The $30 Million Grocery Store That Has NYC Scratching Its Heads
If you live in New York City, a dollar of your tax money is being lined up to help build a single grocery store. Not a chain. Not a network. One store. The proposed location is La Marqueta in East Harlem, and the price tag being floated is roughly $30 million. Mayor Mamdani is pushing it as a signature piece of a broader city-owned grocery plan, and it is worth asking, at that price, what are taxpayers actually getting.
For context, $30 million is roughly what NYC spent building out multi-building affordable housing complexes just a few years ago. It is what some outer-borough school renovations cost. It is enough to fund a decent chunk of the Staten Island Ferry’s annual operating budget. And here it is being allocated to one grocery store, in one neighborhood, to serve one catchment area.
The Math Does Not Add Up
The average Whole Foods build-out runs between $3 and $5 million. A typical supermarket of the size being discussed for La Marqueta, done privately, would cost between $4 and $8 million fully loaded. So where does the extra $20 plus million go? That is the question nobody at City Hall has answered cleanly.
Part of it is the building itself. La Marqueta has structural issues that need addressing before any retail tenant can move in. Part of it is the city procurement premium, which tacks 20 to 40 percent onto any municipal construction project compared to private sector equivalents. Part of it is consultants, planners, and the web of studies that come attached to any city-run capital project. Even stacking all that together, $30 million for a single grocery store raises eyebrows.
Who Actually Benefits
The stated goal is food access in a neighborhood that has had grocery desert problems for years. That is a real issue worth solving. The question is whether a $30 million city-owned store is the cheapest or most effective way to solve it.
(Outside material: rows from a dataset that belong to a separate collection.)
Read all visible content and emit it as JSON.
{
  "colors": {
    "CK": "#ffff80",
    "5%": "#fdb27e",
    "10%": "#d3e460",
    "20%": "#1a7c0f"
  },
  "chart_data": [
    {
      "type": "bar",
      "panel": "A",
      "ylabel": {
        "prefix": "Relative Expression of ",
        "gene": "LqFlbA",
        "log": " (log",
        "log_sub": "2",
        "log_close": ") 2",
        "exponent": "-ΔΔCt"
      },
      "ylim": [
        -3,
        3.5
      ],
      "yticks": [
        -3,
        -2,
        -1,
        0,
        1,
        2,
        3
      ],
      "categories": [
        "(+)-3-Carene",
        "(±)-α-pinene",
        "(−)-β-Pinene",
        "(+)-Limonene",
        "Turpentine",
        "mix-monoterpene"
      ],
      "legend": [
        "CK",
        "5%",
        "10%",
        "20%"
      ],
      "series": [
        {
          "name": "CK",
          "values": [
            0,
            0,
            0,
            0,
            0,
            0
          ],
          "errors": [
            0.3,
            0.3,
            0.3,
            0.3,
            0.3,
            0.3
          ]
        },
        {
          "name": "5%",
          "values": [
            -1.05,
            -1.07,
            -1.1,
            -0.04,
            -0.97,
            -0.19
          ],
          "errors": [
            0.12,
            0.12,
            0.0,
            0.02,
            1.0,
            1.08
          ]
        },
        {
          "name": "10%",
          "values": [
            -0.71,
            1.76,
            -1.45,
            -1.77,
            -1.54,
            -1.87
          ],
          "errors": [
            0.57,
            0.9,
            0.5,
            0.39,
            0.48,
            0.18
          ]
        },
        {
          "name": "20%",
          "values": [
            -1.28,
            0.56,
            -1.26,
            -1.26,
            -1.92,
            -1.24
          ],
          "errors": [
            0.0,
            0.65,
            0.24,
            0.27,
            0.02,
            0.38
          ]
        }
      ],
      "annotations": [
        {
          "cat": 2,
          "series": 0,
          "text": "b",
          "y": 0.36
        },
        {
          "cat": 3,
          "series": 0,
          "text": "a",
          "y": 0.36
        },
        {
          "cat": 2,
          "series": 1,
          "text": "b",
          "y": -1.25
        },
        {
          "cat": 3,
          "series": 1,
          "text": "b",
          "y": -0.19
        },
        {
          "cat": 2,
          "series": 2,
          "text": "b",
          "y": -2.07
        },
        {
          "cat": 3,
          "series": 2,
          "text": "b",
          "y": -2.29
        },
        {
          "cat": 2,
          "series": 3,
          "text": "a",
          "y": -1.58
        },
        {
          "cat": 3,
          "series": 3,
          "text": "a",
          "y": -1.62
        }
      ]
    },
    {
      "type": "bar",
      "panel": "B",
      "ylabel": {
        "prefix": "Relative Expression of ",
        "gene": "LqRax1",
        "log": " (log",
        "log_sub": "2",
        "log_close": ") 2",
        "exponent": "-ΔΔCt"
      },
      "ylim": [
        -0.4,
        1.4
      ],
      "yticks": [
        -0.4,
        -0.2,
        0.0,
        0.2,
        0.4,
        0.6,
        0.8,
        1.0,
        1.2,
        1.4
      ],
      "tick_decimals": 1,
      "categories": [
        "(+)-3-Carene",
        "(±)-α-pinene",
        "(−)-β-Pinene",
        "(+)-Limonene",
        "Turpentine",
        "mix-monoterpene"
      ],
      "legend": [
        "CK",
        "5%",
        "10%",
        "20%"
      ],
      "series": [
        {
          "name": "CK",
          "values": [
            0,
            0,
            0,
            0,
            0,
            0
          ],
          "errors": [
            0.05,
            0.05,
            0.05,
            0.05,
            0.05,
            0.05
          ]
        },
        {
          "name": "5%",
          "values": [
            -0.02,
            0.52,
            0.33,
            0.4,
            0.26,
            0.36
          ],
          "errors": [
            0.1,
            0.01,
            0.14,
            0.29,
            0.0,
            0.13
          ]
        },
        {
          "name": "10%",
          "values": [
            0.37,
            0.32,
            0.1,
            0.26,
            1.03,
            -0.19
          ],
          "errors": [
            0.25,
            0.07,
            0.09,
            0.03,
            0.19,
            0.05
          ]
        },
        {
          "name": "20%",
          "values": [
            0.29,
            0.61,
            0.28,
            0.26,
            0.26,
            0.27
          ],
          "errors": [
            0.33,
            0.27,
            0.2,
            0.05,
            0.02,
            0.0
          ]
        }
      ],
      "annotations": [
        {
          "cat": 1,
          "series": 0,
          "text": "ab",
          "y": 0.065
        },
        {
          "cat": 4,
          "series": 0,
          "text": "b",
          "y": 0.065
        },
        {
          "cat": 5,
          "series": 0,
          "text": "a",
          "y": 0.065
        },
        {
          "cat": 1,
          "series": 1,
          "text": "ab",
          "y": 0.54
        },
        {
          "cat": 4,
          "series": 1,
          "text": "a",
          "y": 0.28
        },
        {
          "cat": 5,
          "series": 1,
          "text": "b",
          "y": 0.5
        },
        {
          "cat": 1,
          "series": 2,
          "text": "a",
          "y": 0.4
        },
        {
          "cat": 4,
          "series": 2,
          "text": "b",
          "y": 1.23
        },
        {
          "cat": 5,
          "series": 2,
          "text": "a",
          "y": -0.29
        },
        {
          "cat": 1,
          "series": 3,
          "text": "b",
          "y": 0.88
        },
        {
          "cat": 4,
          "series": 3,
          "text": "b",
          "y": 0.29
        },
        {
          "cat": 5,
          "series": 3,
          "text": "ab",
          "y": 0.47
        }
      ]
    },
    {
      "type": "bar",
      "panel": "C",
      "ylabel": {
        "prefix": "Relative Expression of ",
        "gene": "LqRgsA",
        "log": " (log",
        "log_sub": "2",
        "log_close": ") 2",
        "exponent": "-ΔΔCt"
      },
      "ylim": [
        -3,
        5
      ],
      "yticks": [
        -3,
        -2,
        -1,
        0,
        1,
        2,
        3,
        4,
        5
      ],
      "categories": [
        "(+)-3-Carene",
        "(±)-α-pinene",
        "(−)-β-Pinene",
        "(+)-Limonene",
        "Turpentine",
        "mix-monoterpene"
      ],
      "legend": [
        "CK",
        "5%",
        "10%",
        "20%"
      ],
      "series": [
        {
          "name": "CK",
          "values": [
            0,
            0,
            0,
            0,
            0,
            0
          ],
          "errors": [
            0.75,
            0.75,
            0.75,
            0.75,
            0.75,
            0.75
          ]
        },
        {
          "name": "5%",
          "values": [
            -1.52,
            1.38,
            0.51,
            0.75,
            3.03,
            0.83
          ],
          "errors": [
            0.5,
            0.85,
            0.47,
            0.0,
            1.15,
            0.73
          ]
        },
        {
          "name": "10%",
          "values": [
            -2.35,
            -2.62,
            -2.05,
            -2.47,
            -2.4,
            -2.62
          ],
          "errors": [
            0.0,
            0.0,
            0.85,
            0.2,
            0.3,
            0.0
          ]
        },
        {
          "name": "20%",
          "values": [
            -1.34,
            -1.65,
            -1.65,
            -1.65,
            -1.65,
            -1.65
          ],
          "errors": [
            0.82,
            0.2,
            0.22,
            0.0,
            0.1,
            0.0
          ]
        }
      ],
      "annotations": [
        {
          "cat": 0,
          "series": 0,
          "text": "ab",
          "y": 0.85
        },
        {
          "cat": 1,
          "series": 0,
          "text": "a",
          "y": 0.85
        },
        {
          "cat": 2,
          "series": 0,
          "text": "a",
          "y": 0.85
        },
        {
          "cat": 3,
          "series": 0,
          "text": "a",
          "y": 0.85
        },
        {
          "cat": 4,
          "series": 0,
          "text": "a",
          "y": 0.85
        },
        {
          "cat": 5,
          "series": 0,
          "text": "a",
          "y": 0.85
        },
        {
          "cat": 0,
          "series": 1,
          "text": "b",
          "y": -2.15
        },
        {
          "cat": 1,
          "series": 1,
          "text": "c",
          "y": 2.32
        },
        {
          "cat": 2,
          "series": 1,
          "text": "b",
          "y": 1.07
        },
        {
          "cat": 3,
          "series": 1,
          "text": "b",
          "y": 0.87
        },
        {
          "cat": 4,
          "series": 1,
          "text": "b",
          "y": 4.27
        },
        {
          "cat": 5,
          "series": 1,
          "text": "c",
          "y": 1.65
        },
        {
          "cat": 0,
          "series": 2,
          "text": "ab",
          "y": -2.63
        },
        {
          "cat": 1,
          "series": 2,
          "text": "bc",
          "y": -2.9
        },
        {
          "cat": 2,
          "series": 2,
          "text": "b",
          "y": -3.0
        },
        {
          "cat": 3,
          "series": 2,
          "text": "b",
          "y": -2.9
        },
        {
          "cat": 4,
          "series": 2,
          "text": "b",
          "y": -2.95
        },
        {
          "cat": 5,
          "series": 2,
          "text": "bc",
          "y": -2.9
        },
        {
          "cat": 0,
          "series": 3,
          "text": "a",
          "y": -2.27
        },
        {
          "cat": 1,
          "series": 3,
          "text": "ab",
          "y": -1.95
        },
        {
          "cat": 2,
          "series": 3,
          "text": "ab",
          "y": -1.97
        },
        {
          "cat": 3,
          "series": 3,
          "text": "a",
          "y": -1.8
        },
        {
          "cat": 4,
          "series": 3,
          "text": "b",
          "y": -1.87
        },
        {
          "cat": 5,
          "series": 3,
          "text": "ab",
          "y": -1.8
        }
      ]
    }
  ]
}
Alternatives that have worked in other cities include subsidized leases for private grocers, tax abatements for supermarkets opening in underserved areas, and mobile market programs that cost a fraction of a permanent store. Some of these have delivered food access at a tenth of the per-resident cost. None of them were considered seriously in the La Marqueta proposal.
What This Means for NYC Homeowners and Renters
Every dollar the city spends comes from somewhere. That somewhere is property taxes, sales taxes, and state aid that is ultimately backed by city revenue. When a single grocery store absorbs $30 million, that is $30 million not going to street repairs, not going to park maintenance, not going to the housing programs that actual NYC homeowners and renters depend on.
For Staten Island and Brooklyn residents in particular, this matters because your tax dollars are funding a project in a neighborhood you will probably never shop in. Meanwhile, the same kinds of food access challenges exist in parts of North Shore Staten Island, East Brooklyn, and other corners of the outer boroughs where a similar investment could have served far more residents for far less money.
The Bigger Question
Should the city be in the grocery business at all? Private grocers, even with their flaws, have built the most efficient food distribution system in human history. When the city decides to compete, it usually does so at 2 to 3 times the cost per unit delivered, which is what you are seeing play out at La Marqueta in real time.
There is a version of this plan that could work. A smaller, leaner, privately operated store with a city-subsidized lease, focused on underserved blocks, could deliver more food access for a fraction of the cost. That is not what is on the table. What is on the table is a $30 million flagship with numbers that do not survive basic scrutiny.
If you own property in NYC or pay rent here, this is your money. It is worth asking hard questions before the shovels break ground.